What other treatment could you suggest?
- Reduction in the rate of deterioration of underlying cardiovascular disease includes regular exercise, smoking cessation, treating hypertension and hyperlipidaemia, and improving diabetes control.
- Management of associated and underlying problems: treat anaemia or polycythaemia, cardiac disease.
- Low-dose aspirin or clopidogrel. Warfarin if otherwise indicated.
- Angiotensin-converting enzyme (ACE) inhibitors have been shown to reduce morbidity and mortality due to cardiovascular disease in patients with peripheral vascular disease by 25%.
- Statins to reduce total and low-density lipoprotein (LDL) cholesterol.

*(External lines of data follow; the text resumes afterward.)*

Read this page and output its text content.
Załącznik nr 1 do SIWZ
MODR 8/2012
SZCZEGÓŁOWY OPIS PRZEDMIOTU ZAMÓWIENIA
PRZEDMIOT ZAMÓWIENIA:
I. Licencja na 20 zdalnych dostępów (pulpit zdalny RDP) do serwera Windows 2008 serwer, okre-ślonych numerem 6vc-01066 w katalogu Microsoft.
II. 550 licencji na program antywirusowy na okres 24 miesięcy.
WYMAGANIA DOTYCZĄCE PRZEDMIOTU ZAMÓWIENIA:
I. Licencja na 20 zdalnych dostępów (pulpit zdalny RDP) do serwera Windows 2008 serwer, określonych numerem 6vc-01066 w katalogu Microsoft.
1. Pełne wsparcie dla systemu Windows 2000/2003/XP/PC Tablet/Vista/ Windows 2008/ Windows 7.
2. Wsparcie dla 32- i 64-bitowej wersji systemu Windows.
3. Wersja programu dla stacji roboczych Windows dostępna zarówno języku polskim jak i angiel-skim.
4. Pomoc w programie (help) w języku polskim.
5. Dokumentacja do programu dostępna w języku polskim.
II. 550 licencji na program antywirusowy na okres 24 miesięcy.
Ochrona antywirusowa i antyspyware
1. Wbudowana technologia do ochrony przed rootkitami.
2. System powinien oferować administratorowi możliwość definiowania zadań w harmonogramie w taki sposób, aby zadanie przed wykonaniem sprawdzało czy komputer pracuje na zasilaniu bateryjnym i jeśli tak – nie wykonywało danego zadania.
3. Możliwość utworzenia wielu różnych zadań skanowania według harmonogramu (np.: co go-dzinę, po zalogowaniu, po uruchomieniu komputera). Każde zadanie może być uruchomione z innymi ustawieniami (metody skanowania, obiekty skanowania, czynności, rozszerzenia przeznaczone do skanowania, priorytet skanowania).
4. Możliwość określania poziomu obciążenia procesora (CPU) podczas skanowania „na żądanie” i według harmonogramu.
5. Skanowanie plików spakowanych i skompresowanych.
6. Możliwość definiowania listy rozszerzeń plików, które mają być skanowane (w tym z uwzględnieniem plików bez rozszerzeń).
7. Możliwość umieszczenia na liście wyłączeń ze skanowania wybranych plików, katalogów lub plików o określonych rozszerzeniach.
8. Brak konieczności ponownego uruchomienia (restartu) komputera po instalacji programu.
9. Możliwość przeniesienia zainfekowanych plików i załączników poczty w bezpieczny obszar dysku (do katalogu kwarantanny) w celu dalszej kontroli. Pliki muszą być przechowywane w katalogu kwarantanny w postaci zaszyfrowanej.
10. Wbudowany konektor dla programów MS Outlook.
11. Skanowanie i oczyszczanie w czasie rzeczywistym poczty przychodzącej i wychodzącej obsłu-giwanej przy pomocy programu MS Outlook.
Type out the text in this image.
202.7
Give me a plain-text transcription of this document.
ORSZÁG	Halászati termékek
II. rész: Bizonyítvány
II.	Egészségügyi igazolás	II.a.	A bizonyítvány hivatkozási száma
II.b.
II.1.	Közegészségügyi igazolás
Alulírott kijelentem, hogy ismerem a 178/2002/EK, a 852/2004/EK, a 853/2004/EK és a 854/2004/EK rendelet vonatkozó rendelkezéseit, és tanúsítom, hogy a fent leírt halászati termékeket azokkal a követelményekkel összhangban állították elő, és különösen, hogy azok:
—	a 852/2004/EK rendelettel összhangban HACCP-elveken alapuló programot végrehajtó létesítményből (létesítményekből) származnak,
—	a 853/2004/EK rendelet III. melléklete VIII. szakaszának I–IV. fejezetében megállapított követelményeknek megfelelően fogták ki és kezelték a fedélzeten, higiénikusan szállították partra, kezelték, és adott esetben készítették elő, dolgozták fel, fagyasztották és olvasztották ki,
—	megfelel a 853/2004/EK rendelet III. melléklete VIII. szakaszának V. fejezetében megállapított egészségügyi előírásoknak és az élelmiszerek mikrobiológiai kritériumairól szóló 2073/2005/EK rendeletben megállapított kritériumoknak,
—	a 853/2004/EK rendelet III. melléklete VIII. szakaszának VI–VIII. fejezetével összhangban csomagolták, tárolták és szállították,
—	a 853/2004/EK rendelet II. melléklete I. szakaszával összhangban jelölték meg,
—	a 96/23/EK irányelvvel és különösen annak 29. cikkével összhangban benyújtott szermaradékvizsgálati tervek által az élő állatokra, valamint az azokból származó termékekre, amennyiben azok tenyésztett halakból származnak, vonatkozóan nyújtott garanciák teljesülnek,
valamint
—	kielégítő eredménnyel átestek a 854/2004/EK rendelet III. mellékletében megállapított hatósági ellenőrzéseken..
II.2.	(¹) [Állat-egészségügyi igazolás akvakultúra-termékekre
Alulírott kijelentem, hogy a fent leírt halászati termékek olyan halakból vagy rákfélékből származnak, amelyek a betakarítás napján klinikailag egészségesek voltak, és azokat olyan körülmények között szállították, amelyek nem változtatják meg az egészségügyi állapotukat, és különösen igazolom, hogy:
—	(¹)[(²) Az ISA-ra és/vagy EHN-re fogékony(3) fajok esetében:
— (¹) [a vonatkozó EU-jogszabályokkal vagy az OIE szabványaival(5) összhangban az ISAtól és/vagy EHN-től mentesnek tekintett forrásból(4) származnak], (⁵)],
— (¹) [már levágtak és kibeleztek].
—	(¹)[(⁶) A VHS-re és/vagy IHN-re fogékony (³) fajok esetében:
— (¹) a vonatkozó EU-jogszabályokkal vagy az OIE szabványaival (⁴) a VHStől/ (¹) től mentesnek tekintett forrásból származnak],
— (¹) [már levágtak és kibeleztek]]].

What complications could occur?
- Reperfusion injury may cause more damage than the initial ischaemia:
- Neutrophils migrate into the reperfused tissue, causing injury.
- Limb swelling due to increased capillary permeability may cause a compartment syndrome.
- Leakage from damaged cells may cause acidosis and hyperkalaemia (leading to cardiac arrhythmias) and myoglobinaemia (leading to acute tubular necrosis).
- Chronic pain syndromes: acute complete ischaemia can lead to peripheral nerve injury.
What is the time-limit for acute ischaemia?
6 hours
What is the prognosis?
Complete acute ischaemia will lead to extensive tissue necrosis within six hours unless the limb is surgically revascularised. The mortality associated with acute ischaemia remains high as thrombosis or embolism is not infrequently a pre-terminal event in patients dying from other causes, such as heart failure. Surgical treatment of acute limb ischaemia, because of related complications, has a 30-day mortality rate of 15% to 25%.
Preventative measures
Long-term anticoagulation for potential causes of thromboembolism.
Primary prevention cardiovascular disease; secondary prevention of cardiovascular disease.